AU DEHORS
La Rue, les Boulevards, la Promenade.
Il faut être poli, gracieux et serviable en tout lieu et en toute circonstance.
Si vous voyez venir à vous, sur le trottoir, une femme, un prêtre, un vieillard, un infirme ou un homme chargé d'un fardeau, vous leur céderez le haut du pavé, c'est-à-dire le côté des maisons.
Donnez toujours le haut du pavé à la femme que vous accompagnez.
Réglez votre pas sur le sien, et veillez à ce qu'elle ne soit pas heurtée par les passants.
Si vous êtes seul et que vous rencontriez un ami, saluez-le et remettez votre chapeau, quand bien même vous vous arrêteriez pour causer avec lui.
Si c'est un supérieur ou un vieillard, restez découvert jusqu'à ce que l'on vous ait prié de remettre votre chapeau.
Si vous entamez une conversation, parlez à voix basse pour ne pas attirer l'attention des passants.
L'entretien doit être très court, et c'est à la personne la plus âgée ou la plus considérable à le rompre la première, et à prendre congé.
Un homme qui rencontre une dame de sa connaissance, la saluera, mais ne s'arrêtera point à causer avec elle, surtout si l'un et l'autre sont jeunes.
La discrétion veut que l'on ne salue pas un homme qui donne le bras à une dame, à moins qu'il ne vous y autorise par un signe.
On saluera bien moins encore une femme qui serait accompagnée par un cavalier que l'on ne connaît pas.
Les règles de la bonne compagnie s'opposent à ce qu'un homme donne le bras à deux dames à la fois, et à ce qu'une dame se tienne aux bras de deux cavaliers;
Il y a exception toutefois pour le premier cas c'est lorsque l'obscurité de la nuit et le pavé glissant et mauvais, peuvent nécessiter un appui, un soutien.
Un fumeur qui aborde une femme doit jeter son cigare aussitôt.
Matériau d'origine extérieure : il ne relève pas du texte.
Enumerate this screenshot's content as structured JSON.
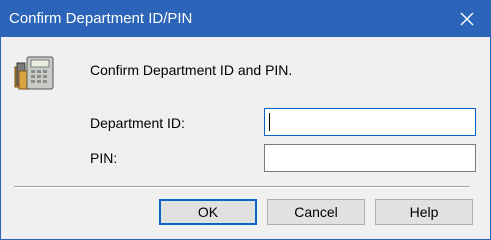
{
  "window": {
    "title": "Confirm Department ID/PIN",
    "close_icon": "close-icon"
  },
  "content": {
    "icon": "calculator-icon",
    "intro": "Confirm Department ID and PIN."
  },
  "fields": {
    "department_id": {
      "label": "Department ID:",
      "value": ""
    },
    "pin": {
      "label": "PIN:",
      "value": ""
    }
  },
  "buttons": {
    "ok": "OK",
    "cancel": "Cancel",
    "help": "Help"
  },
  "colors": {
    "titlebar": "#2b64b8",
    "dialog_bg": "#f0f0f0",
    "focus_border": "#0a64c8"
  }
}
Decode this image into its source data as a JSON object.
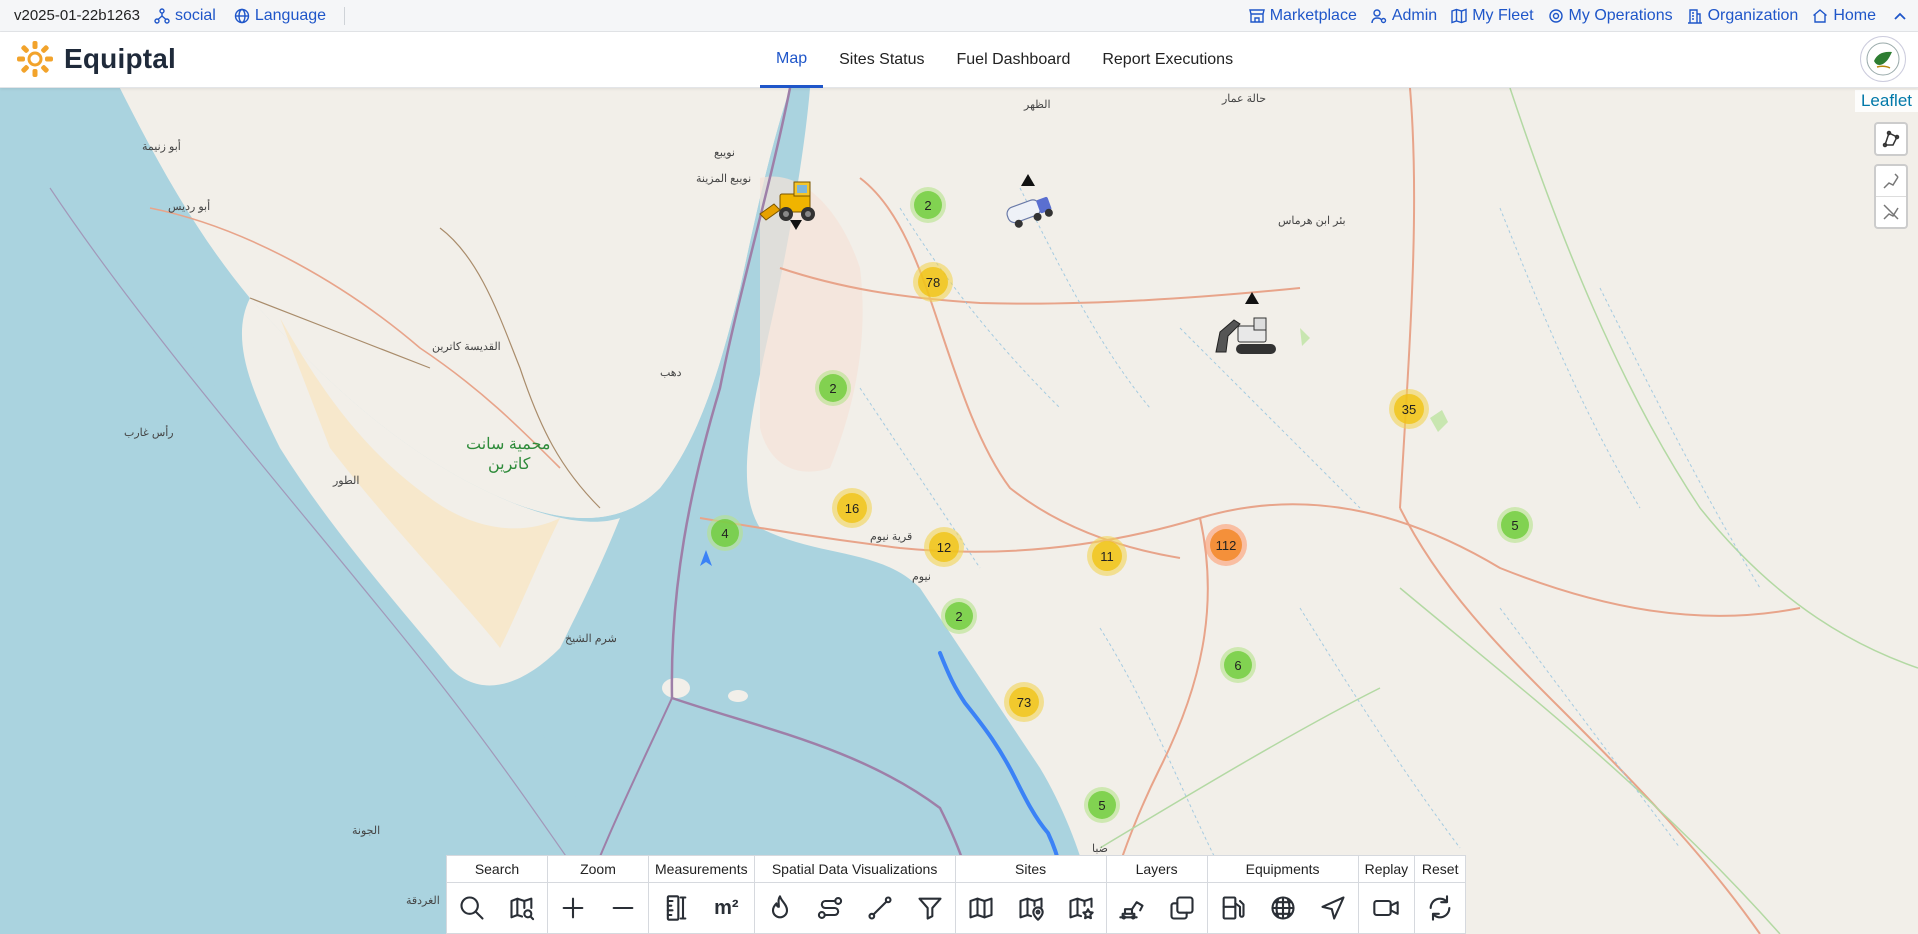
{
  "topbar": {
    "version": "v2025-01-22b1263",
    "left_links": [
      {
        "label": "social",
        "icon": "share-nodes-icon"
      },
      {
        "label": "Language",
        "icon": "globe-icon"
      }
    ],
    "right_links": [
      {
        "label": "Marketplace",
        "icon": "store-icon"
      },
      {
        "label": "Admin",
        "icon": "user-gear-icon"
      },
      {
        "label": "My Fleet",
        "icon": "map-icon"
      },
      {
        "label": "My Operations",
        "icon": "cog-icon"
      },
      {
        "label": "Organization",
        "icon": "building-icon"
      },
      {
        "label": "Home",
        "icon": "home-icon"
      }
    ]
  },
  "header": {
    "brand": "Equiptal",
    "nav": [
      {
        "label": "Map",
        "active": true
      },
      {
        "label": "Sites Status",
        "active": false
      },
      {
        "label": "Fuel Dashboard",
        "active": false
      },
      {
        "label": "Report Executions",
        "active": false
      }
    ]
  },
  "map": {
    "attribution": "Leaflet",
    "labels": {
      "l1": "أبو زنيمة",
      "l2": "أبو رديس",
      "l3": "القديسة كاترين",
      "l4": "رأس غارب",
      "l5": "الطور",
      "l6": "محمية سانت",
      "l7": "كاترين",
      "l8": "دهب",
      "l9": "شرم الشيخ",
      "l10": "الغردقة",
      "l11": "الجونة",
      "l12": "نويبع",
      "l13": "نويبع المزينة",
      "l14": "الظهر",
      "l15": "بئر ابن هرماس",
      "l16": "قرية نيوم",
      "l17": "نيوم",
      "l18": "ضبا",
      "l19": "حالة عمار"
    },
    "clusters": [
      {
        "count": "2",
        "level": "green"
      },
      {
        "count": "78",
        "level": "yellow"
      },
      {
        "count": "2",
        "level": "green"
      },
      {
        "count": "16",
        "level": "yellow"
      },
      {
        "count": "4",
        "level": "green"
      },
      {
        "count": "12",
        "level": "yellow"
      },
      {
        "count": "2",
        "level": "green"
      },
      {
        "count": "11",
        "level": "yellow"
      },
      {
        "count": "112",
        "level": "orange"
      },
      {
        "count": "35",
        "level": "yellow"
      },
      {
        "count": "5",
        "level": "green"
      },
      {
        "count": "6",
        "level": "green"
      },
      {
        "count": "73",
        "level": "yellow"
      },
      {
        "count": "5",
        "level": "green"
      }
    ],
    "vehicles": [
      {
        "type": "wheel-loader-icon"
      },
      {
        "type": "tanker-truck-icon"
      },
      {
        "type": "excavator-icon"
      }
    ]
  },
  "toolbar": {
    "groups": [
      {
        "title": "Search",
        "buttons": [
          "search-icon",
          "map-search-icon"
        ]
      },
      {
        "title": "Zoom",
        "buttons": [
          "zoom-in-icon",
          "zoom-out-icon"
        ]
      },
      {
        "title": "Measurements",
        "buttons": [
          "ruler-icon",
          "area-icon"
        ]
      },
      {
        "title": "Spatial Data Visualizations",
        "buttons": [
          "heatmap-icon",
          "route-icon",
          "line-icon",
          "filter-icon"
        ]
      },
      {
        "title": "Sites",
        "buttons": [
          "map-icon",
          "map-pin-icon",
          "map-star-icon"
        ]
      },
      {
        "title": "Layers",
        "buttons": [
          "excavator-layer-icon",
          "layers-icon"
        ]
      },
      {
        "title": "Equipments",
        "buttons": [
          "fuel-pump-icon",
          "globe-grid-icon",
          "navigation-icon"
        ]
      },
      {
        "title": "Replay",
        "buttons": [
          "video-icon"
        ]
      },
      {
        "title": "Reset",
        "buttons": [
          "refresh-icon"
        ]
      }
    ],
    "area_label": "m²"
  }
}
Il serait plus qu'inconvenant de le garder à la main en parlant à une personne qu'on respecte.
Dans la rue et à la promenade, un père peut donner le bras à sa fille, au lieu de le donner à sa femme;
Un jeune homme l'offrira à sa mère, et non pas à sa sœur;
Un oncle à sa nièce, un neveu à sa tante, et non à sa cousine.
Un cavalier peut accompagner plusieurs dames à la promenade; mais il y aurait inconvenance de sa part à s'implanter en quelque sorte au milieu de la famille, à moins de prétendre à la main de la jeune fille.
Il ne faut pas non plus quitter son monde avec trop de précipitation, ce serait impoli. Le tact est le meilleur juge en pareille circonstance.
Montez-vous en voiture pour accompagner une ou plusieurs personnes? Faites-les passer devant vous; offrez la main aux dames et soutenez les vieillards par le bras.
A l'arrivée de la voiture, descendez le premier, et usez des mêmes attentions.
Quoi qu'il soit reçu aujourd'hui qu'un cavalier garde son chapeau dans une voiture, même fermée, il sera de bon ton d'en faire la demande.
Maintenant est-il besoin d'ajouter que l'on doit toujours, par politesse, offrir les places du fond et s'installer sur la banquette du devant.
Si vous vous trouvez en tête à tête avec une dame dans une voiture, ne vous asseyez pas à son côté avant qu'elle ne vous en ait prié. Agissez de même envers un supérieur ou un vieillard.
Si l'on veut vous faire monter le premier, refusez d'abord; si l'on insiste, montez. On ne doit même pas hésiter, quand c'est un supérieur ou un haut personnage qui vous y convie.
Un jour, Louis XIV avait invité un Mortemart à l'accompagner à la promenade. A cette époque déjà, les Mortemart étaient réputés pour leur grand ton et leurs manières élégantes. On disait en parlant d'eux: «L'esprit et la politesse des Mortemart».
Le carrosse du roi s'étant approché, Louis XIV fit signe de la main au duc de passer le premier. Tout autre peut-être eût fait des cérémonies; le duc monta aussitôt, ce qui lui valut les félicitations du grand roi.
L'invitation d'un souverain est un ordre.